Valimiz Sayın Dr. Kadir Koçdemir, öyle bir söz etti ki bütün hayallerimizi adeta sel aldı götürdü. Oysaki Sayın Valimiz o sözü söyleyinceye kadar kendimizi hayallere kaptırmış, gelecek ile ilgili o kadar hayaller kuruyorduk ki. Eskişehir’i çok kısa gelecekte adeta yeni bir şehir yapacaktık.
Zaten bunu da valimizden başkası söyleyemezdi.
Neden mi bahsediyorum?
Gerek Tepebaşı gerekse Odunpazarı Belediyeleri’nin hazırlatmış oldukları Kızılinler Projeleri’ni gördükten sonra inan şehir olarak çok heyecanlanmıştık.

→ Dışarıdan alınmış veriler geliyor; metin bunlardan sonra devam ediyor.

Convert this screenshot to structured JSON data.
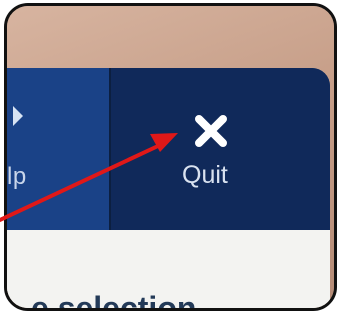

Gerek Tepebaşı Belediye Başkanı Ahmet Ataç’ın gerekse Odunpazarı Belediye Başkanı Burhan Sakallı’yı dinledikten, Kızılinler’de yapılabilecekleri öğrendikten sonra Kültür ve Turizm Bakanlığı’nın projeleri aynen onaylaması halinde yatırımların başlayacağı hayaliyle yatıp kalkıyorduk.
Ha zaman zaman sayın valimizin de üzerine özellikle basa basa söylediği gibi “gerçekleşmesi için çok zaman lazım. Belki biz göremeyebiliriz” diye de düşünmüyor değildim.
Ama içimde küçükte olsa bir ışık yanıyordu. “Bu ışık söndü mü peki?” diyecek olursanız elbette ki sönmedi.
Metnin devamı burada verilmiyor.